“The Holy See considers it essential to rediscover our global financial system, founded on solid ethical principles of justice, truth, equity, and solidarity,” said Monsignor Ivan Jurkovic, the Holy See’s Permanent Observer at the United Nations and other international organizations in Geneva. The Holy See put forward propositions.
Monsignor Jurkovic intervened in the 12th United Nations Conference on Commerce and Development (CNUCED), held in Geneva on November 18, 2019, regarding debt management.
The Holy See’s Proposals
The Holy See proposes “counter-measures,” said Monsignor Jurkovic.
Firstly, ”regulation” is necessary to guarantee “a serious control of the quality and trustworthiness of all the economic-financial products, in particular, “securities financial instruments.”
More precisely, the Permanent Observer explained: “the public powers should provide a certification for each product generated by the financial innovation.” That will necessitate “coordination” between “the different structures of local financial systems,” aiming to nourish “economic and financial biodiversity,” to reinforce the principle of cooperation and to encourage cooperative and public credit, “at the service of families, businesses <and> local economies.”
Secondly, transparency: for Monsignor Jurkovic the regulation of public powers should first make an effort to make available “maximum information” to “ensure financial transparency” and limit “excessive movements” of portfolio capital.
Moreover, the Permanent Observer stressed, the States are invited to undertake reforms, in order to “be protected by an appropriate management of the public system through judicious structural reforms and a judicious distribution of expenses and prudent investment.”
He recommended the restructuring of the debt of developing countries. “We earnestly encourage the international initiatives and efforts geared to facilitate the restructuring of the sovereign, just, effective, total debt and to make it the object of neutral arbitrage, continued Monsignor Jurkovic. Moreover, we are in need of effective international fiscal cooperation and of carrying out “reasonable and concordant reductions of the public debt,” he added.
Monsignor Jurkovic called for international responsibility. “A coordinated support and solidarity on the part of the international community are indispensable, not only for the developing states but also to assume the responsibility for just reforms of the international economic and financial system.”
A Predatory International Situation
“The civil society, the decision-makers of developing countries and other countries, as well as community leaders, intellectuals and all those that are touched by the activities of powerful economic and financial agents, must work together to bring about such reforms,” he added.
According to data from the Institute for International Finance, the outstanding global debt should exceed 255,000 billion dollars from now to the end of the year.”
“That reflects several decades of the creation of unhindered private credit to unregulated financial markets that, henceforth, also touches developing countries,” he explained.
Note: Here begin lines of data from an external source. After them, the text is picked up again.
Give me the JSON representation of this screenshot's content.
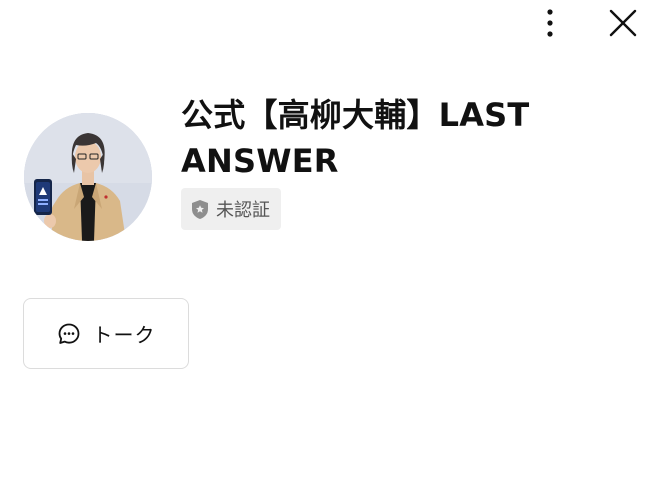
{
  "header": {
    "more_icon": "more-vertical-icon",
    "close_icon": "close-icon"
  },
  "profile": {
    "name": "公式【高柳大輔】LAST ANSWER",
    "avatar_alt": "profile photo",
    "badge_label": "未認証",
    "badge_icon": "shield-icon"
  },
  "actions": {
    "talk_label": "トーク",
    "talk_icon": "chat-bubble-icon"
  },
  "colors": {
    "background": "#ffffff",
    "text": "#111111",
    "badge_bg": "#efefef",
    "badge_text": "#555555",
    "button_border": "#dcdcdc"
  }
}
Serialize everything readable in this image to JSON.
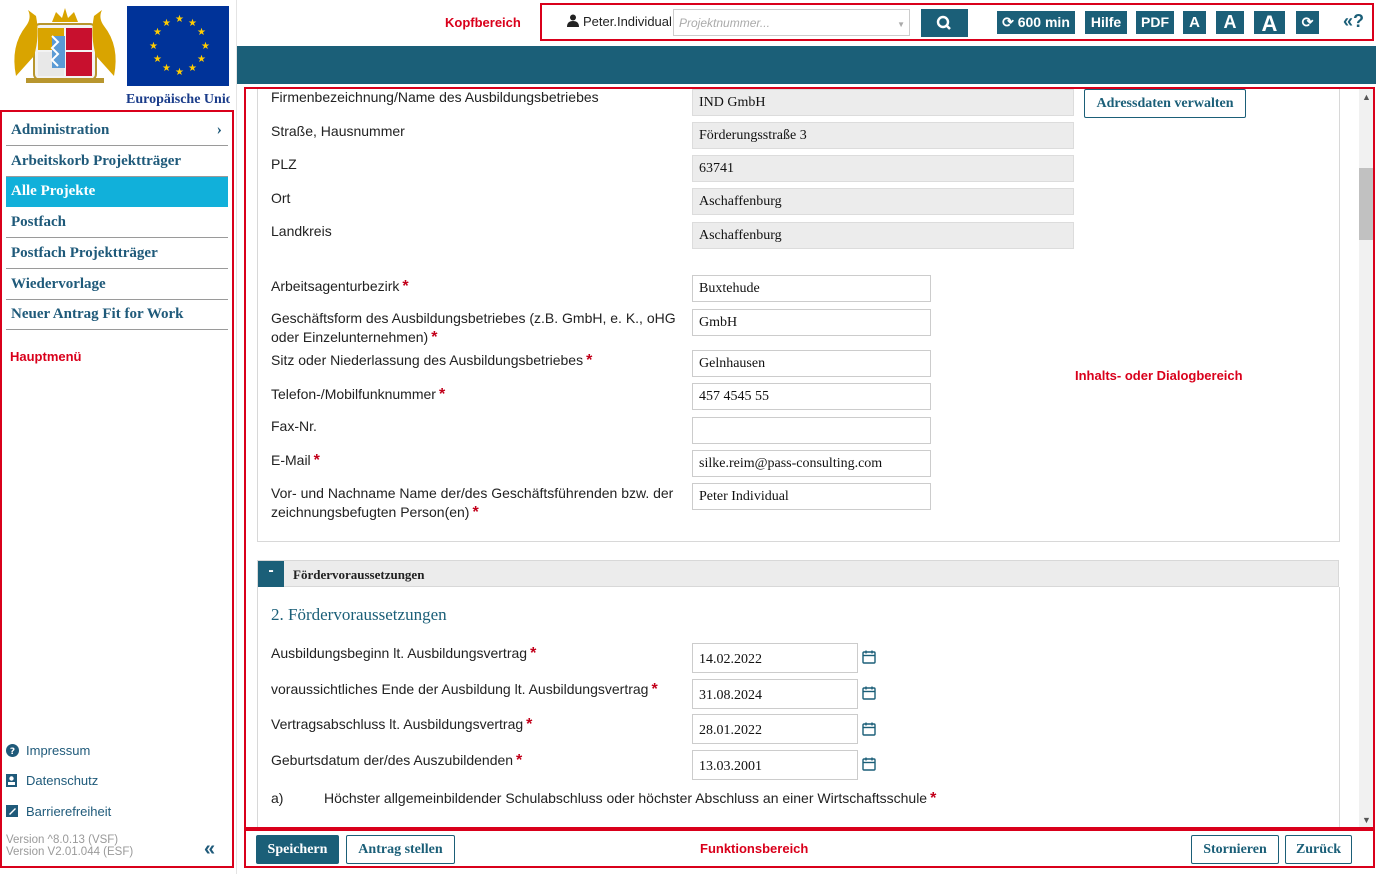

The latter “have seen their private debt rise from 79 percent of their GDP at the beginning of the global financial crisis, to 139 percent in 2017,” he explained.
In addition, “hyper-globalization — the combined and continued deregulation of the financial markets, of work and of goods in the whole world” — entails
“structural changes in the relations between the Nation States and large enterprises.” These effects are not limited to the financial markets, but create “a new type of business rentierism that is able to take advantage of the growing powers of the market and of lobbying to influence the frameworks of national and regional regulation” in key areas of development (intellectual property rights, investment policies, taxation, development financing) to “facilitate the extraction of predatory annuities by businesses.”